I caught an article in my Twitter feed called "Not Everyone with Down Syndrome is Suffering" and felt it had a place here on my blog as we educate ourselves and others about people with disabilities. As I mentioned in my Mother's Day post, my sister has disabilities and it has forever changed me in how I understand family dynamics when there is a disabled person in the home. It doesn't mean I don't ever get frustrated or bitter (trust me, in my sinful and broken heart I have failed SO many times on that front), but it does mean that God has given my family an opportunity to be a witness to a world that doesn't understand and can often times be rather cruel about being different.
The full title of the article is News Flash: Not Everyone With Down Syndrome is Suffering. The author discusses how much the media describe children with special needs as "suffering" like some knee-jerk, euphemistic response to their condition.
"Whether with benign or malicious intentions, many people discriminate by looking at people with Down syndrome categorically, before recognizing them as individuals. They assume that all people with Down syndrome look alike, or all people with Down syndrome are sweet, stubborn, angels, or drains on society. I suspect that these biases arise due to the physical characteristics that visually connect individuals with Down syndrome combined with ignorance about the potential for meaningful lives among individuals with intellectual disabilities."This article also rang true with me because of my neighbors. They are retired missionaries and have a son with Down Syndrome who is in his 40's. When we first moved in, they told us he walked to the store where he bagged groceries. Currently, he goes bowling every week and to many other community meetings. He's a huge part of their family and it is evidenced by their love and care for him and their desire for him to have the same opportunities as others.

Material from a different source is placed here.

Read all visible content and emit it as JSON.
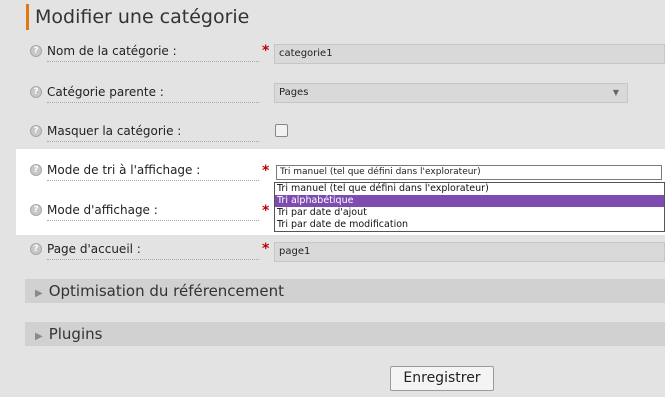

This could also be said of a couple in our church who have a son with Down Syndrome in his 20's. Their son participates EVERY year in a mission trip where he serves OTHERS through service projects. He supports missions in our church and comes enthusiastically to events and services. "Suffering" (in the sense in which the media use it) would not be in a description of this man's life. He and his family are an encouragement and testament to Christian values that honor all life as sacred.

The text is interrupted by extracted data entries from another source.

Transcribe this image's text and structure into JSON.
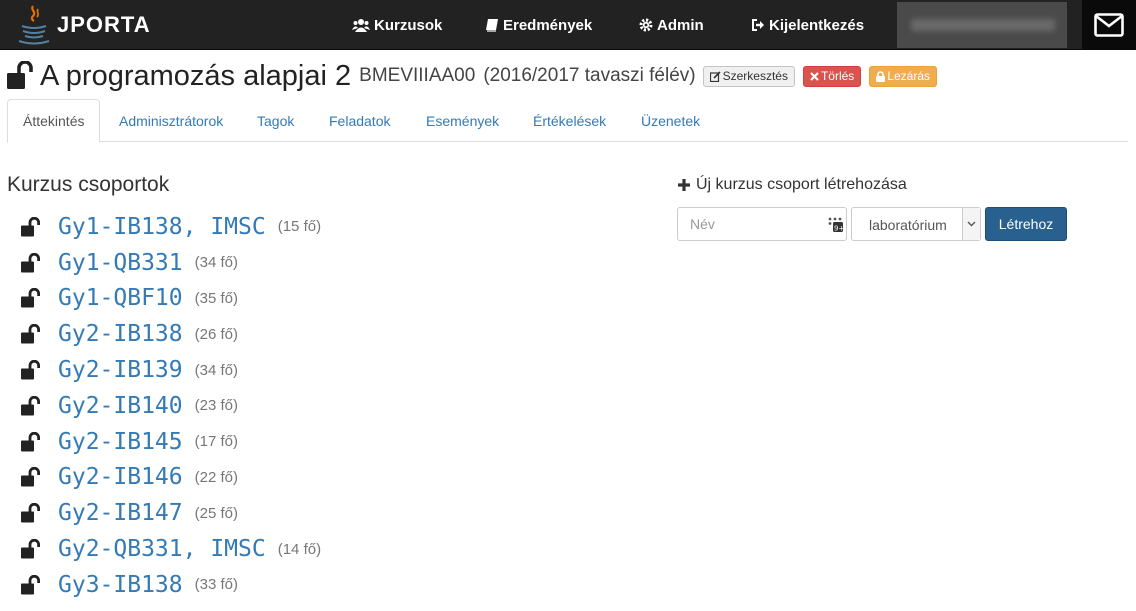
{
  "navbar": {
    "brand": "JPORTA",
    "items": [
      {
        "label": "Kurzusok",
        "icon": "users-icon"
      },
      {
        "label": "Eredmények",
        "icon": "book-icon"
      },
      {
        "label": "Admin",
        "icon": "cog-icon"
      },
      {
        "label": "Kijelentkezés",
        "icon": "sign-out-icon"
      }
    ],
    "mail_icon": "envelope-icon"
  },
  "course": {
    "title": "A programozás alapjai 2",
    "code": "BMEVIIIAA00",
    "semester": "(2016/2017 tavaszi félév)",
    "buttons": {
      "edit": "Szerkesztés",
      "delete": "Törlés",
      "lock": "Lezárás"
    }
  },
  "tabs": [
    {
      "label": "Áttekintés",
      "active": true
    },
    {
      "label": "Adminisztrátorok",
      "active": false
    },
    {
      "label": "Tagok",
      "active": false
    },
    {
      "label": "Feladatok",
      "active": false
    },
    {
      "label": "Események",
      "active": false
    },
    {
      "label": "Értékelések",
      "active": false
    },
    {
      "label": "Üzenetek",
      "active": false
    }
  ],
  "groups": {
    "title": "Kurzus csoportok",
    "items": [
      {
        "name": "Gy1-IB138, IMSC",
        "count": "(15 fő)"
      },
      {
        "name": "Gy1-QB331",
        "count": "(34 fő)"
      },
      {
        "name": "Gy1-QBF10",
        "count": "(35 fő)"
      },
      {
        "name": "Gy2-IB138",
        "count": "(26 fő)"
      },
      {
        "name": "Gy2-IB139",
        "count": "(34 fő)"
      },
      {
        "name": "Gy2-IB140",
        "count": "(23 fő)"
      },
      {
        "name": "Gy2-IB145",
        "count": "(17 fő)"
      },
      {
        "name": "Gy2-IB146",
        "count": "(22 fő)"
      },
      {
        "name": "Gy2-IB147",
        "count": "(25 fő)"
      },
      {
        "name": "Gy2-QB331, IMSC",
        "count": "(14 fő)"
      },
      {
        "name": "Gy3-IB138",
        "count": "(33 fő)"
      }
    ]
  },
  "new_group": {
    "title": "Új kurzus csoport létrehozása",
    "name_placeholder": "Név",
    "type_value": "laboratórium",
    "submit": "Létrehoz"
  }
}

In no way am I (nor is the author) trying to romanticize disability; I know there are days that are hard, unbearable, and embarrassing. It's good to be honest about that! But I think her point was that it's too easy to see a burden before you see an individual. The best example I can think of is that 80 to 90 percent of babies diagnosed with Trisomy 21 (Down Syndrome) abort their babies. However, the video I put at the top of this post should give you hope and make you cry.

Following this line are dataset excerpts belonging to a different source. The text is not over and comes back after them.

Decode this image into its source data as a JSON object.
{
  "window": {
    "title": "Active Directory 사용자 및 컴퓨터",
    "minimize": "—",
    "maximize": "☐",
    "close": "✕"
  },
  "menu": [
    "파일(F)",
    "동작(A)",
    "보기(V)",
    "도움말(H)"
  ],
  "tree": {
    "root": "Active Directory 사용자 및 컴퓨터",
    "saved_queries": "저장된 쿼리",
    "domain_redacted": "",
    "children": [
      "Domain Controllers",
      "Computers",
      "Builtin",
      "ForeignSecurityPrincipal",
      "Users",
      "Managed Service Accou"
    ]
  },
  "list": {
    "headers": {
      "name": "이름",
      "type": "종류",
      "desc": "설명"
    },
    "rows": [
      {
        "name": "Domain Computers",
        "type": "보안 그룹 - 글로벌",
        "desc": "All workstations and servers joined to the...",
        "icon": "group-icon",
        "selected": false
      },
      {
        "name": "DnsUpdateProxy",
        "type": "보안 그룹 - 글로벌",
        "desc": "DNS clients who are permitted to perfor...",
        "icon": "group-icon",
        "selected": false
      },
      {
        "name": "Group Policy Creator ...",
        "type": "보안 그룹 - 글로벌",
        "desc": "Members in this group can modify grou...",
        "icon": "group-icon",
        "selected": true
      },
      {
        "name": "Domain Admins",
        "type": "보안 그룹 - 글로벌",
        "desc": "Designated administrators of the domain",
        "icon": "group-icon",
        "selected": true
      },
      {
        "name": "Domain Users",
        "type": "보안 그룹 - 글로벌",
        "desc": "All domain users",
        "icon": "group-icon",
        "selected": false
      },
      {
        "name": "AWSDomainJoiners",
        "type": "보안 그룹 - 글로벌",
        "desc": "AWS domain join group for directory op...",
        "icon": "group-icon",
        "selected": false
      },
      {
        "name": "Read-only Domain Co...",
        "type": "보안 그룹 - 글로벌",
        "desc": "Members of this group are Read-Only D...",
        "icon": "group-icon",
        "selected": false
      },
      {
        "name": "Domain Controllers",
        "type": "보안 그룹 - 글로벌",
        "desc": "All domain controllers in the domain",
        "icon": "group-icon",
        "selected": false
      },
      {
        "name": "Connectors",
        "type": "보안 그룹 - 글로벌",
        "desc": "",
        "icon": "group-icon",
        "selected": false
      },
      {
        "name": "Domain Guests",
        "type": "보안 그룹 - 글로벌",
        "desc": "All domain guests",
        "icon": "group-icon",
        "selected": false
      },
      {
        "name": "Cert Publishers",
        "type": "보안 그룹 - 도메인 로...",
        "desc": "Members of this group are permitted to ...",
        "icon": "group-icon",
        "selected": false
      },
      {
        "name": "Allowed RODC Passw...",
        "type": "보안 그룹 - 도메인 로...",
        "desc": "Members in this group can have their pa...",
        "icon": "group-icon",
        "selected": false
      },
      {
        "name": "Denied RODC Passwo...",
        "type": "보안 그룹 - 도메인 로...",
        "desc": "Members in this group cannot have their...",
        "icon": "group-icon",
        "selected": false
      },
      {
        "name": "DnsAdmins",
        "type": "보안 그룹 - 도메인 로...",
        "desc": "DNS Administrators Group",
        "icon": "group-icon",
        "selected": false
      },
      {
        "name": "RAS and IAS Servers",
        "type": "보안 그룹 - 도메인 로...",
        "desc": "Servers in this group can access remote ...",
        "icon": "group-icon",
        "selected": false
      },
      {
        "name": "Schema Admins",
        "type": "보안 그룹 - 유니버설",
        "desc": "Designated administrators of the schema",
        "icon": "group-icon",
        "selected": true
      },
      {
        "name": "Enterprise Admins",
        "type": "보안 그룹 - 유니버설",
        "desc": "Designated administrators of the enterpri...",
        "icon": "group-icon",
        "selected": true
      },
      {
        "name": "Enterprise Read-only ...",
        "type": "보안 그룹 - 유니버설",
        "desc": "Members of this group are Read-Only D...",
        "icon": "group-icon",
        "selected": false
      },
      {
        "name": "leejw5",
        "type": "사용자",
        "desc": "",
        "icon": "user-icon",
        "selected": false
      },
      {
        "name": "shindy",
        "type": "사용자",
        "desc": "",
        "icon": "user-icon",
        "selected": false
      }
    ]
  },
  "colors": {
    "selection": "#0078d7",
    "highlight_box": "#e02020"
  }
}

The last part of the article could probably sum up these two families' (my neighbor and the author of the article) thoughts:
"Jesus' ministry was marked by an ability to see individuals. In Mark 5, he wasn't content to heal the bleeding woman, but rather insisted upon looking her in the eye and restoring her sense of belonging. He calls her "daughter." Jesus almost always heals through physical touch, through personal connection. Whether addressing Zaccheus or the woman at the well or Nicodemus or the thief on the cross, Jesus refuses to address them according to their social or religious groups (tax collector, adulteress, Pharisee, criminal) but instead insists upon seeing them as a particular person."I pray that we all (that certainly includes me) can cultivate an attitude in our homes that encourages seeing people as God does. That's really being pro-life.